EAST PALO ALTO, Calif.—Cyber-criminals are multiplying quickly and becoming more sophisticated in the ways in which they take advantage of unwitting Internet individual users and companies, a nationally recognized cyber-security specialist told an SD Forum seminar audience June 22.
And peer-to-peer networks such as Limewire, Kazaa, Grokster and others arent helping to quell the increase in crimes committed via the Internet, he said.
“It used to be only burglaries from peoples homes and businesses,” said Howard Schmidt, a former cyber-security adviser to the Bush administration, former chief information security officer at Microsoft and eBay, and now a principal in R&H Security Consulting in Issaquah, Wash.
“Those still happen, of course, but now, its so much more lucrative to break into peoples online information and steal someones identity, that a lot of bad people around the world are spending an awful lot of time learning to do it.”
Schmidt, a co-architect of the national cyber-security policy presented to the presidents Critical Infrastructure Protection Board in 2003 by himself and then-Homeland Security Secretary Tom Ridge, prefers to call the Internet the “Evernet” and points to careless or ignorant use of P2P applications as a major part of the current identity theft problem.
The term Evernet has been used to describe the convergence of wireless, broadband and Internet telephony technologies that will result in peoples ability to be continuously connected to the Web anywhere using virtually any information device.

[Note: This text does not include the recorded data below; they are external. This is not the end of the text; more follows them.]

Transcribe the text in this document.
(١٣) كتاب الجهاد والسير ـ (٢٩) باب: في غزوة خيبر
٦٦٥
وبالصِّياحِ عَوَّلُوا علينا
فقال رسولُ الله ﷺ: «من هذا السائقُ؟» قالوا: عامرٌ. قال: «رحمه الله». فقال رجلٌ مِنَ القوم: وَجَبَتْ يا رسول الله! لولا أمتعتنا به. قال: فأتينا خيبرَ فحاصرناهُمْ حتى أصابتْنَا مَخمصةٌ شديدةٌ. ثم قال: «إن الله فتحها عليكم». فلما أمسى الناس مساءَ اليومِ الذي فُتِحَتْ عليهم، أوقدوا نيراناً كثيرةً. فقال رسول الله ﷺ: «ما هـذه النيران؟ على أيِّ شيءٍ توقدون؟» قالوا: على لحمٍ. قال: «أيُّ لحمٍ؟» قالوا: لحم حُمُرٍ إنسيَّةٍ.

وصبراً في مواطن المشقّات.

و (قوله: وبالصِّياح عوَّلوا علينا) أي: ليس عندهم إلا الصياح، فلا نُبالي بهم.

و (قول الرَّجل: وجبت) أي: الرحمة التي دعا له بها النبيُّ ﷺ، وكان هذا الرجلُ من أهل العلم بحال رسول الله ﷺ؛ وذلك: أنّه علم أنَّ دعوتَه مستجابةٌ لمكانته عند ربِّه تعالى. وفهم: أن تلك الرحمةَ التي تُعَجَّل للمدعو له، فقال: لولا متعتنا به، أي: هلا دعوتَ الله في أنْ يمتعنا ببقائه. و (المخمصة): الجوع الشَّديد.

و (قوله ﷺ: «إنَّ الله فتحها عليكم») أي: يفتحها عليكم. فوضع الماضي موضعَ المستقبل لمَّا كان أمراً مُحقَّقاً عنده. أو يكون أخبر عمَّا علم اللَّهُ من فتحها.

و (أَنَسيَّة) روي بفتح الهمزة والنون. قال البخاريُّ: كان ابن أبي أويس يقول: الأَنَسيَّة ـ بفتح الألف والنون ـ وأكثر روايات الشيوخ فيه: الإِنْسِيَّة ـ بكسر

“We are connected today like weve never been connected before,” Schmidt said.
“We depend on the Evernet like nothing we have before. And nobody—I repeat—nobody has privacy. Ever opened one of those offers to see your free credit report? If you havent, do it. You may be surprised to find whats in there, whether its right or wrong. And youre not the only one who can get to it, either. Its amazing how much information is available to anybody who really wants to look for it.”
People who use P2P applications to download music, software, photos and other items may leave themselves wide open to identity theft by simply being unaware of their computer settings. Its like leaving the front door wide open for a burglar, Schmidt said.
“For example, one womans credit-card information was found in such disparate places as Troy, Mich., Tobago, Slovenia, and a dozen other places. Why? We found that the shared folder in her music-downloading application was in fact making readily available her entire My Documents folder to that apps entire P2P audience, 24 hours per day,” Schmidt said.
Cyber-criminals are becoming more sophisticated about how to use search—especially within these P2P apps, Schmidt said.
“Were not just searching for music,” Schmidt said with a laugh.
Simply by typing in common search terms such as “bank May statement,” “stop payment,” and others in Limewires search function, for example, valuable personal information is often getting into the wrong hands, enabling cyber-looting.
Another problem area involves online health records, Schmidt said.
“In one case of this sort, a criminal searched for and found 117,000 medical-record passwords—just by knowing how to search in a P2P app on the Web,” Schmidt said.
Medical records by their very nature contain a great deal of information besides a persons health and medicine history; they include addresses, phone numbers, Social Security numbers, payment information, insurance information and much more, he said.
What can be done about closing these online security gaps?
Schmidt said there is a five-point national program in place for securing cyberspace:
- a national cyberspace task force to track virus creators around the world;
- a Threat and Vulnerability Reduction Program aimed at developers, “so that they will become more aware of writing tighter code and self-healing applications that will eventually be able to take care of these problems by themselves,” Schmidt said;
- a national awareness and training program, to teach people how to be more cognizant of their own security issues;
- a Secure Government Systems program that works with U.S. government value-added resellers to raise awareness of these issues; and
- an international cooperation program for all of the above.
“There are now an estimated 840 million regular users of the Evernet,” Schmidt said.
“Itll be up to 1 billion by next year. All those users cant do their security all by themselves—they need all the help they can get.”